Nevertheless it isn’t wholly nostalgia that fuels Ms. Kumar, as a result of her observations and orchard visits plainly chart the injury that each consolidated farming and local weather change have wreaked on her state (and elsewhere in North America). Individuals so beloved apples that there have been greater than 100 varieties at the start of the 20 th century. Orchards, together with Thomas Jefferson’s at Monticello, had been residence to a number of varieties, a technique that made as a lot botanical sense then because it does now — a wide array of sorts not solely improves pollination but in addition helps orchardists acknowledge strains of resistance to illness and climatic stress.
Is there a parallel there for writers to contemplate? Absolutely writers can recognize Ms. Kumar’s observational consideration, so vividly written — when she writes, “We rested on a thick log, listening as a flock of Steller’s jays with pointed black crests scolded a poor robin, who ultimately took the loud hints and fluttered away,” I can see and listen to these vituperous bullies, the identical birds that usually decry our yard work right here in Washington State — however we will additionally study how orchardists commit themselves. By planting our phrases on the web page in quite a lot of methods and genres, we will winnow what doesn’t thrive and strengthen the work that does.
One other level of adoration for Ms. Kumar’s writing lies within the perfection with which she locations exterior references and clarifications. When talking of bumblebees, she quotes Emily Dickinson: “The beautiful flowers embarrass me. They make me remorse I’m not a bee.” When reviewing the associations apples have had inside completely different cultures, my eyes shone to learn, “Sappho compares a bride to a ripe apple blushing on a tree, simply out of a picker’s attain.” She can be appreciatively easy when stating the failures of a number of the United States’ apple pioneers.
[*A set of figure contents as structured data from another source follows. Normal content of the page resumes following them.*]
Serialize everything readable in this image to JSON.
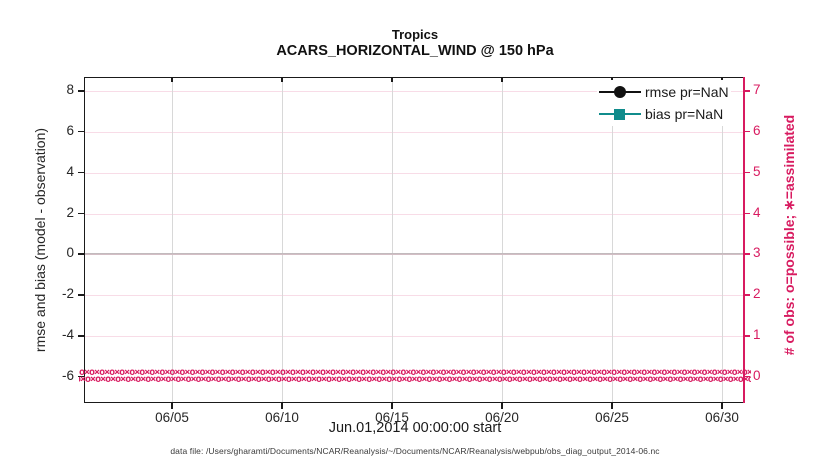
{
  "title": {
    "line1": "Tropics",
    "line2": "ACARS_HORIZONTAL_WIND @ 150 hPa"
  },
  "axes": {
    "left": {
      "label": "rmse and bias (model - observation)",
      "ticks": [
        "8",
        "6",
        "4",
        "2",
        "0",
        "-2",
        "-4",
        "-6"
      ]
    },
    "right": {
      "label": "# of obs: o=possible; ∗=assimilated",
      "ticks": [
        "7",
        "6",
        "5",
        "4",
        "3",
        "2",
        "1",
        "0"
      ]
    },
    "x": {
      "label": "Jun.01,2014 00:00:00 start",
      "ticks": [
        "06/05",
        "06/10",
        "06/15",
        "06/20",
        "06/25",
        "06/30"
      ]
    }
  },
  "legend": {
    "entries": [
      {
        "label": "rmse pr=NaN",
        "marker": "circle",
        "color": "#111111"
      },
      {
        "label": "bias pr=NaN",
        "marker": "square",
        "color": "#108C8C"
      }
    ]
  },
  "footer": "data file: /Users/gharamti/Documents/NCAR/Reanalysis/~/Documents/NCAR/Reanalysis/webpub/obs_diag_output_2014-06.nc",
  "band": {
    "glyphs": "o×",
    "repeat": 72
  },
  "colors": {
    "pink": "#D81B60",
    "teal": "#108C8C",
    "black": "#1a1a1a",
    "grid_pink": "#f8dce7",
    "grid_gray": "#d8d8d8",
    "zero_gray": "#b9b9b9",
    "zero_pink": "#dcc0c9"
  },
  "chart_data": {
    "type": "line",
    "title": "Tropics",
    "subtitle": "ACARS_HORIZONTAL_WIND @ 150 hPa",
    "x_axis": {
      "label": "Jun.01,2014 00:00:00 start",
      "tick_labels": [
        "06/05",
        "06/10",
        "06/15",
        "06/20",
        "06/25",
        "06/30"
      ],
      "range": [
        "2014-06-01 00:00",
        "2014-07-01 00:00"
      ],
      "grid": true
    },
    "y_left": {
      "label": "rmse and bias (model - observation)",
      "ticks": [
        8,
        6,
        4,
        2,
        0,
        -2,
        -4,
        -6
      ],
      "range": [
        -6.65,
        8.7
      ],
      "color": "#1a1a1a"
    },
    "y_right": {
      "label": "# of obs: o=possible; ∗=assimilated",
      "ticks": [
        7,
        6,
        5,
        4,
        3,
        2,
        1,
        0
      ],
      "range": [
        -0.33,
        7.35
      ],
      "color": "#D81B60"
    },
    "series": [
      {
        "name": "rmse pr=NaN",
        "axis": "left",
        "marker": "filled-circle",
        "color": "#111111",
        "values": null,
        "note": "all values NaN — no rmse curve plotted"
      },
      {
        "name": "bias pr=NaN",
        "axis": "left",
        "marker": "filled-square",
        "color": "#108C8C",
        "values": null,
        "note": "all values NaN — no bias curve plotted"
      },
      {
        "name": "# of obs possible (o)",
        "axis": "right",
        "marker": "o",
        "color": "#D81B60",
        "note": "value 0 at every time bin from Jun 01 to Jul 01 2014 (dense marker band along right-axis 0)"
      },
      {
        "name": "# of obs assimilated (∗)",
        "axis": "right",
        "marker": "∗",
        "color": "#D81B60",
        "note": "value 0 at every time bin from Jun 01 to Jul 01 2014 (dense marker band along right-axis 0)"
      }
    ],
    "annotations": {
      "zero_line_left_axis": 0
    },
    "grid": "on",
    "legend_position": "top-right inside plot"
  }
}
Of Jefferson, she writes, “He epitomizes an inherent contradiction on the coronary heart of the nation’s beginning: a cry for liberty from males who stood on the backs of enslaved employees.”
However the writer is at her most poetic when her love of how fruit brings individuals collectively involves the fore. She describes orchardists plotting their land a long time, if not centuries, in the past, saying, “It’s a true act of generosity to share magnificence with these whom you’ll by no means know.” And in response to an orchardist who shared some ripe bounty, she writes, “The true present of being human is that we’re compassionate and loving beings — these qualities feed our creativity and capability to navigate challenges.”
Maybe her truest thesis assertion for this enchanting e-book is distilled on this one sentence: “In tears, I noticed that choosing and sharing was a manner of being, a container that held the key sauce of these days after we lived not a lot as neighbors, however as one large, juicy household.” If ever there existed a abstract of the hope for a greater, extra communal future, it’s right here inside these pages.